Продолжу тему экспериментаторов и теоретиков и их вертикальной мобильности. Хотя это два разных сообщества, я не называю такую мобильность горизонтальной по той причине, что социальный, точнее научно-социальный, статус теоретиков значительно выше, чем экспериментаторов и тем более инженеров. Это описала на примере Стэнфордской Ускорительной Лаборатории США Трэвик, и обнаружила те же черты, что я наблюдал в ОИЯИ. Как-то мне попалась на глаза показательная история, которая была, а возможно еще осталась, где-то на просторах интернета. Один (а может быть два, но для истории это неважно) талантливый молодой ученый, в возрасте до 30 лет, закончивший физический факультет одного из ведущих государственный университетов (из тех, что имели исторически мощные диаспоры в ОИЯИ) и попавший в экспериментальную лабораторию в ОИЯИ, вскоре осознал, что ему ближе и интереснее занятия теоретической физикой. Он отправился в Лабораторию теоретической физики к одному из известных физиков-теоретиков и популяризаторов науки и попросил дать ему задачу, занимаясь которой он смог бы овладеть аппаратом теоретической физики и стать теоретиком. Однако теоретик не предложил ему никакой задачи, а лишь сказал тому, что для занятий теорией необходимо сдать сначала теоретический минимум Ландау – ряд серьезных экзаменов по всем разделам физики – а лишь затем начинать свой путь в теоретическую физику. Молодой ученый ушел ни с чем и вынужденно остался в экспериментаторах. Некоторые в таких случаях просто уходили из ОИЯИ и даже из науки.
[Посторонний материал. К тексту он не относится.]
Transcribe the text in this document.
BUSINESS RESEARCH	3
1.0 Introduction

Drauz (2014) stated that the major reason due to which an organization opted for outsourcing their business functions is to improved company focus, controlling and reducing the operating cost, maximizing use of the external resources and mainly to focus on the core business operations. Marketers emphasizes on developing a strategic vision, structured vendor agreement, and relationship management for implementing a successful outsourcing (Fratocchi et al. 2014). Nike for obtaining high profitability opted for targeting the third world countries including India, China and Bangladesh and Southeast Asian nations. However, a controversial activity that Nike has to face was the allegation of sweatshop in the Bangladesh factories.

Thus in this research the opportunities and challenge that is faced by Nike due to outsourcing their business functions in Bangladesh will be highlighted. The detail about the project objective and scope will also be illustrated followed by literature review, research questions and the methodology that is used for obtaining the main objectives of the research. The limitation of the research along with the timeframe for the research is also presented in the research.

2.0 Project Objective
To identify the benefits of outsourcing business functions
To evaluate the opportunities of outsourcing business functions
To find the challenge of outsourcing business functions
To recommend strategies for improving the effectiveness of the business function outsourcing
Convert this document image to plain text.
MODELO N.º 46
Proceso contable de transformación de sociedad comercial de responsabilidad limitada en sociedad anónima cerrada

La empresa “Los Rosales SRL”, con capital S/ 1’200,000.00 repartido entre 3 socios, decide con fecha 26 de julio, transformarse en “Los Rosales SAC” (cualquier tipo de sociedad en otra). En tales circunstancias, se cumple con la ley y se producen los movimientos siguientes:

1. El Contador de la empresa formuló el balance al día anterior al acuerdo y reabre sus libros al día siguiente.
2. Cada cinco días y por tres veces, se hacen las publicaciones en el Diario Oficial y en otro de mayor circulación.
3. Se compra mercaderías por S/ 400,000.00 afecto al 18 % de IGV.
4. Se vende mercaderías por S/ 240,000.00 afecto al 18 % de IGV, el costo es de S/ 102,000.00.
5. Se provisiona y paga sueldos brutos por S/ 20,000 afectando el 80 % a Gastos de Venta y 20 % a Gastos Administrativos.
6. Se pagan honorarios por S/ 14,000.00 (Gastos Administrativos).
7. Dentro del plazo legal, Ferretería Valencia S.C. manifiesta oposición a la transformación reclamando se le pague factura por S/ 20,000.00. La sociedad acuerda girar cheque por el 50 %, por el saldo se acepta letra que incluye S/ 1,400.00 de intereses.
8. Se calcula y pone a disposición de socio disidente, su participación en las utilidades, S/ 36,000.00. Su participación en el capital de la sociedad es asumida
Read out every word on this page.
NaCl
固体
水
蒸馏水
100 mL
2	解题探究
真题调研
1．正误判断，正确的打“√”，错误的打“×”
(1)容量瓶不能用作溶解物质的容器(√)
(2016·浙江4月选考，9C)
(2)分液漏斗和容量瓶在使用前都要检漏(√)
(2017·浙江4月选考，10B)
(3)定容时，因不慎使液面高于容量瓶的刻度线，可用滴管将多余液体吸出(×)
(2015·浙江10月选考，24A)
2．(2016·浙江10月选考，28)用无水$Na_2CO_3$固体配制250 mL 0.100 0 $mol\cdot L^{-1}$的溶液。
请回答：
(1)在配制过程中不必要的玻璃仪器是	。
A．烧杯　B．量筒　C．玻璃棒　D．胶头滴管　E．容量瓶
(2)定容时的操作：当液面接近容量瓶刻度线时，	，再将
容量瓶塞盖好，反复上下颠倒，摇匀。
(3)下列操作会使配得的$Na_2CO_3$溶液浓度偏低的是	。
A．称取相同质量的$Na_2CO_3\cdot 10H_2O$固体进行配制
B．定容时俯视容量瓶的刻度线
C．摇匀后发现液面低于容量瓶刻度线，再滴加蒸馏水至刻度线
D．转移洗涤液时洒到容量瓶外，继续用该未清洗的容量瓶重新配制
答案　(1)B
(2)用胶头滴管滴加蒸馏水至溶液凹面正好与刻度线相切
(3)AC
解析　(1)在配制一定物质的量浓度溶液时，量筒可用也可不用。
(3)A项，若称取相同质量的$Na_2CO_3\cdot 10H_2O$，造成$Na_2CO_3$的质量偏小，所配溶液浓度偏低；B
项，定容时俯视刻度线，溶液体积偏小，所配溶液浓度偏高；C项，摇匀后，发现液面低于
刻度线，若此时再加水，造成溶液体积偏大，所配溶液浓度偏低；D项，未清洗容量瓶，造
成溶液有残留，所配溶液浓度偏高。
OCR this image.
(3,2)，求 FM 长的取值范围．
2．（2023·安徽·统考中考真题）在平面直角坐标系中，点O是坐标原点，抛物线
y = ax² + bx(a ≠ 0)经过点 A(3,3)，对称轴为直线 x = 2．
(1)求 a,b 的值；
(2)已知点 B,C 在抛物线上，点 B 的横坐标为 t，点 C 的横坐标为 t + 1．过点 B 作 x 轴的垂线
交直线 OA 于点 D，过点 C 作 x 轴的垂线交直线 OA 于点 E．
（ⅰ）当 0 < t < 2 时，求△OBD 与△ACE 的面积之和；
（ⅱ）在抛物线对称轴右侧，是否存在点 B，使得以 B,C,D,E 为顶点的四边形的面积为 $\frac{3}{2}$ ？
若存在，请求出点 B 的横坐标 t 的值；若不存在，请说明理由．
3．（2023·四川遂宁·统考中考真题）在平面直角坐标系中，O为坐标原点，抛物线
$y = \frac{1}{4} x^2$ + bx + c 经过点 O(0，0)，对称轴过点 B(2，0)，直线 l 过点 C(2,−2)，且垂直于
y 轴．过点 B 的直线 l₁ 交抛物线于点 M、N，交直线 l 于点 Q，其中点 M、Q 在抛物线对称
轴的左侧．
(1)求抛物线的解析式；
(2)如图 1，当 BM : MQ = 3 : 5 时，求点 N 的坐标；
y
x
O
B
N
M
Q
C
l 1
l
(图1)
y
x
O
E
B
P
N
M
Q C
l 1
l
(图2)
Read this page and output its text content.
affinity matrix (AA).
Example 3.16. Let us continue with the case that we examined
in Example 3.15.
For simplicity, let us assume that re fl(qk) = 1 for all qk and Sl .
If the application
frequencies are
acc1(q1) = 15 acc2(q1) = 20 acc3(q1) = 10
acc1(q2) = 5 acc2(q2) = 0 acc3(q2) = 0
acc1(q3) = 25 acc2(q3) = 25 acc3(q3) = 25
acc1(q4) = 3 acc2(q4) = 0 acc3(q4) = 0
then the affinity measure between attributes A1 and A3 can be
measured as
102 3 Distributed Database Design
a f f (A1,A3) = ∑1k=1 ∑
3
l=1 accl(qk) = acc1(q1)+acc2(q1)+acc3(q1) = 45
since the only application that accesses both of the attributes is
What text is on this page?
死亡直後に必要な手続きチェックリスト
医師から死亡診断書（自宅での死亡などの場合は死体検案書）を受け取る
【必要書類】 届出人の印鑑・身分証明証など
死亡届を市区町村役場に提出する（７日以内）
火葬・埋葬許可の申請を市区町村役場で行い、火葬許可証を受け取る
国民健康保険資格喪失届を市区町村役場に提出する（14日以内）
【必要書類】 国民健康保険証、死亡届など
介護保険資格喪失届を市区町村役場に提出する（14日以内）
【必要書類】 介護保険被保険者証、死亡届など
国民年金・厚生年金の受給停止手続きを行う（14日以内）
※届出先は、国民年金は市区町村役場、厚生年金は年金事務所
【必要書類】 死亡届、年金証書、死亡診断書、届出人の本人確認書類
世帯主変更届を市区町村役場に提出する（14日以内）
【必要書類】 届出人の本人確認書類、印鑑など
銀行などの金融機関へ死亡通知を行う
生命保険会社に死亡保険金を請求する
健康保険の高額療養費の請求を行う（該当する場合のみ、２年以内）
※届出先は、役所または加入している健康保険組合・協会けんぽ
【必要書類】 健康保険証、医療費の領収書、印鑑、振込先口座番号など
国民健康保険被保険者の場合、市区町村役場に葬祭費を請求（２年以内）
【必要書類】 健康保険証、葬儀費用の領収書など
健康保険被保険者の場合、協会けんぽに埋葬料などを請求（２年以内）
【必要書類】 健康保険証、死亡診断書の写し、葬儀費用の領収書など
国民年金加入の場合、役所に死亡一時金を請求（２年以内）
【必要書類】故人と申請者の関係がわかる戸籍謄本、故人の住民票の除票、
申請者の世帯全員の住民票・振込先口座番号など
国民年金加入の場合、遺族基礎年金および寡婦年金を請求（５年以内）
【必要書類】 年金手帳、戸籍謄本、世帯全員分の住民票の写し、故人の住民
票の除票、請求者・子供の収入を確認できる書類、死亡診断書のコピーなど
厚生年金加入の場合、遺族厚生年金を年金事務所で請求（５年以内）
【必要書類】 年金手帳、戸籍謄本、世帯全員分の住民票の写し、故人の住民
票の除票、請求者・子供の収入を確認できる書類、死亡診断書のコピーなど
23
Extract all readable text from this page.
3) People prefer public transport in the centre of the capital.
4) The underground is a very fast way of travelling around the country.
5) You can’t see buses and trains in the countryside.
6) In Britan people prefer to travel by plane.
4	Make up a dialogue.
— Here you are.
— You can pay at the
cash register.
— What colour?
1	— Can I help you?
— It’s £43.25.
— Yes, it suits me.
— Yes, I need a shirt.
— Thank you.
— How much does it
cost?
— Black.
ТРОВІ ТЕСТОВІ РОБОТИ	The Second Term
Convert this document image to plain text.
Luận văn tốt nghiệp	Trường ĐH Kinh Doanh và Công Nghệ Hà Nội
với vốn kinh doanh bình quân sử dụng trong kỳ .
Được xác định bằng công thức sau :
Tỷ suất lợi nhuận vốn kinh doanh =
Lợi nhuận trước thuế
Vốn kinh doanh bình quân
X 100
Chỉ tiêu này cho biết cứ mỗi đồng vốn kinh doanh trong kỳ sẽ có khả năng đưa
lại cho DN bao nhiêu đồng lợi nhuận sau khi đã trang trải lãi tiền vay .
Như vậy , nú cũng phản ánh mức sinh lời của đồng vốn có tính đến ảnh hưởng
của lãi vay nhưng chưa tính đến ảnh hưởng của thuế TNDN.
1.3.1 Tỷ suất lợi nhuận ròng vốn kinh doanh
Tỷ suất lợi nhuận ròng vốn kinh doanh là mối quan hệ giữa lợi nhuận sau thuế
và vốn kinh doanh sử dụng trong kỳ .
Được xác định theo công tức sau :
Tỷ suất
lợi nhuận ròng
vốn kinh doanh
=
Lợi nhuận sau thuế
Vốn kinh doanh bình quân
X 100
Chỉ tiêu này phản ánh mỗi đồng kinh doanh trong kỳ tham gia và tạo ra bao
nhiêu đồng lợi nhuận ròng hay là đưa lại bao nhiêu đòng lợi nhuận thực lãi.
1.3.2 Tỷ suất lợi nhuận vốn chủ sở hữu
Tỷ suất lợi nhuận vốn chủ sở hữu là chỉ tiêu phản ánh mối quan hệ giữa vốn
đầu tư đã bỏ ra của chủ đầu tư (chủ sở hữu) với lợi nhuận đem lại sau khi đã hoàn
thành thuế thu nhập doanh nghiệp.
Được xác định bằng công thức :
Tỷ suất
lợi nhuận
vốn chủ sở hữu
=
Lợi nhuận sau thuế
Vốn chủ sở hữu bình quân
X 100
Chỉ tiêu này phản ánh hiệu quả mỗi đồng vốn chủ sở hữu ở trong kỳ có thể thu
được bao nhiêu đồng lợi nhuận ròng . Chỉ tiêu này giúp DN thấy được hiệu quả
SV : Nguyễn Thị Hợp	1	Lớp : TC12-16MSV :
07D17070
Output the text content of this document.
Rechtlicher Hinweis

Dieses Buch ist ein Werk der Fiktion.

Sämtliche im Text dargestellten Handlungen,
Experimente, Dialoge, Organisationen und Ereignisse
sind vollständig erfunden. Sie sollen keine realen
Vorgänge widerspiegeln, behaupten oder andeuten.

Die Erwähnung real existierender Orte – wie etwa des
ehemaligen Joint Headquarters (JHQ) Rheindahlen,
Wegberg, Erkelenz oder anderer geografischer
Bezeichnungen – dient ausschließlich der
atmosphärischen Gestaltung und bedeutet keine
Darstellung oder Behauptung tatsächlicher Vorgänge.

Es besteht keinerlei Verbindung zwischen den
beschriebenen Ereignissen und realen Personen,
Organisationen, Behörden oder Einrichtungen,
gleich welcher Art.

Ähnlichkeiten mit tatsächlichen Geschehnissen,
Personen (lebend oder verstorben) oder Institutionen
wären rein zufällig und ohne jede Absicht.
Анализируя причины этой ситуации и опираясь на личные наблюдения, я прихожу к следующим заключениям. На месте этого теоретика мог оказаться любой другой, это ничего бы не изменило, дело тут было не в личности, а в системе. Хотя, конечно, сдать экзамены теоретического минимума – вещь чрезвычайно полезная, я слышал, что некоторые студенты, например, Физтеха сдавали их чуть ли не на втором курсе, это еще вовсе не является достаточным условием успеха в профессии. Для того молодого человека, уже занятого в экспериментальной группе целый рабочий день, самостоятельная подготовка к сдаче экзаменов по знаменитому десятитомнику могла затянуться на годы. Но было ли это столь необходимым для начала? Насколько я понимаю, подавляющее большинство теоретиков в ЛТФ и ОИЯИ в целом вообще никогда не сдавали теоретический минимум Ландау, что не мешает им преуспевать. Почему же перед тем молодым человеком поставили технически невыполнимое условие?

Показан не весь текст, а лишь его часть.